- Born: November 1, 1923 Döbeln, Germany
- Died: May 19, 2004 (aged 80) Karlsruhe, Germany
- Occupation: Dressage Master
- Relatives: Egon von Neindorff (father)

= Egon von Neindorff (dressage) =

German equestrian trainer (1923-2004)

Egon von Neindorff (November 1, 1923, in Döbeln, Saxony – May 19, 2004) had a Riding Institution at Karlsruhe, Germany, where he trained horses and taught dressage. He was a teacher and his methods are the standard for the German School. One of his famous students is Erik Herbermann, author of the Dressage Formula.

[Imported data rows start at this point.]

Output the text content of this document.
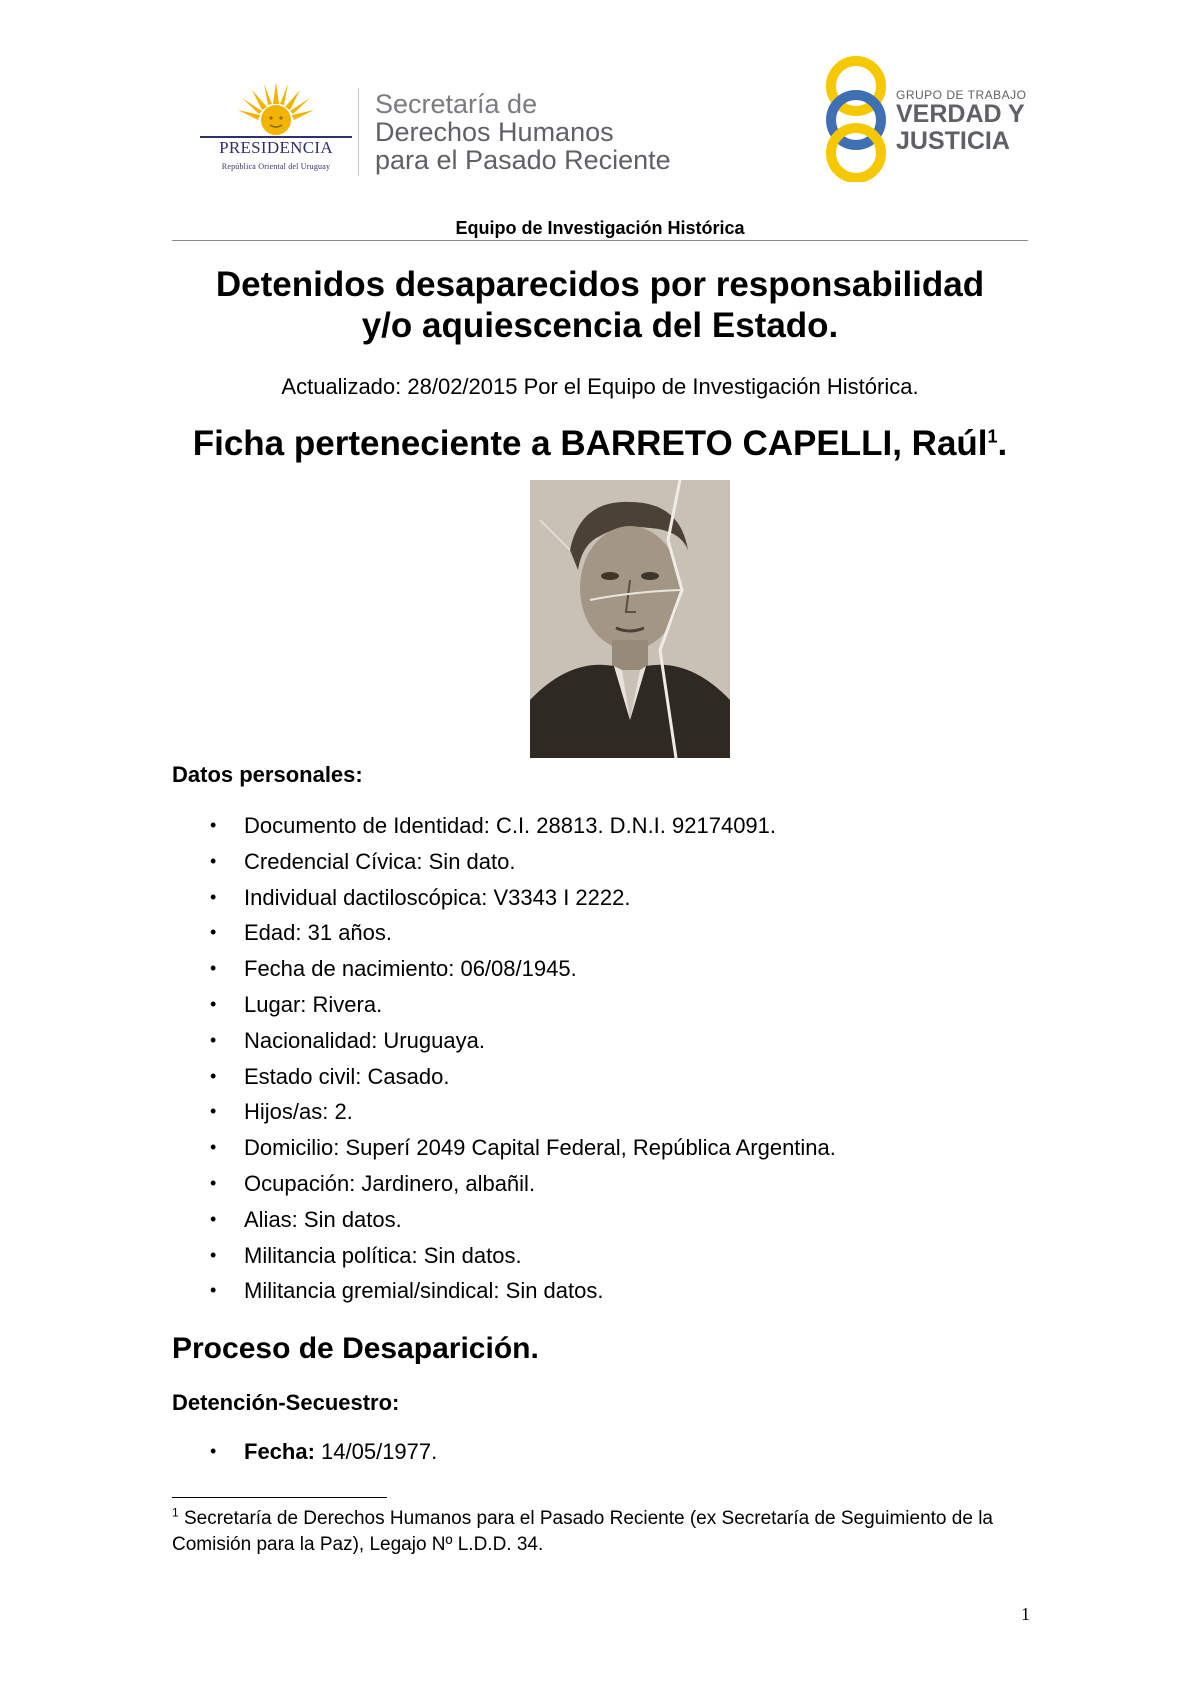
PRESIDENCIA
República Oriental del Uruguay
Secretaría de
Derechos Humanos
para el Pasado Reciente
GRUPO DE TRABAJO
VERDAD Y
JUSTICIA
Equipo de Investigación Histórica
Detenidos desaparecidos por responsabilidad
y/o aquiescencia del Estado.
Actualizado: 28/02/2015 Por el Equipo de Investigación Histórica.
Ficha perteneciente a BARRETO CAPELLI, Raúl$^1$.
Datos personales:
• Documento de Identidad: C.I. 28813. D.N.I. 92174091.
• Credencial Cívica: Sin dato.
• Individual dactiloscópica: V3343 I 2222.
• Edad: 31 años.
• Fecha de nacimiento: 06/08/1945.
• Lugar: Rivera.
• Nacionalidad: Uruguaya.
• Estado civil: Casado.
• Hijos/as: 2.
• Domicilio: Superí 2049 Capital Federal, República Argentina.
• Ocupación: Jardinero, albañil.
• Alias: Sin datos.
• Militancia política: Sin datos.
• Militancia gremial/sindical: Sin datos.
Proceso de Desaparición.
Detención-Secuestro:
• Fecha: 14/05/1977.
$^1$ Secretaría de Derechos Humanos para el Pasado Reciente (ex Secretaría de Seguimiento de la Comisión para la Paz), Legajo Nº L.D.D. 34.
1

Von Neindorff was author of a book, The Art of Classical Horsemanship.

Von Neindorff first learned the art of riding from his father, Egon von Neindorff, and later from Felix Bürkner, Richard Wätjen, Ludwig Zeiner, Otto Lörke and also Alois Podhajsky. Von Neindorff founded the first riding school to be established after World War II, initially concentrating on jousting. In 1949, he moved his school to Karlsruhe, where he remained until his death. He was awarded the Bundesverdienstkreuz and the German Rider Cross in Gold.

== Foundation ==
In 1991, Egon von Neindorff founded the "EGON-VON-NEINDORFF-STIFTUNG" (foundation), which was later joined by the State of Baden-Württemberg and the city of Karlsruhe. Its goal is the preservation of Classical Dressage up to the level of High School by training horses and talented riders along with special efforts in supporting younger riders.

The foundation continues his teachings at the historical site in Karlsruhe, a former Telegraph Casern in the west of Karlsruhe, covering a closed area of approximately 10.000 square meters.

Offered are horses of various training levels to the public. Riding lessons for groups (adults and children) take place on a daily basis. Other offers include private riding lessons, vaulting lessons, and training of seat and posture in longing lessons.

== Association ==
The Association for Classical Riding Art following Egon von Neindorff was founded in 1989. Its goal is to sustain the Classical Dressage as it is taught at the Institute and to preserve it for the future.
It works towards keeping the spirit alive of the interaction between man and horse, as taught by Egon von Neindorff and lived and demonstrated by him throughout all of his life.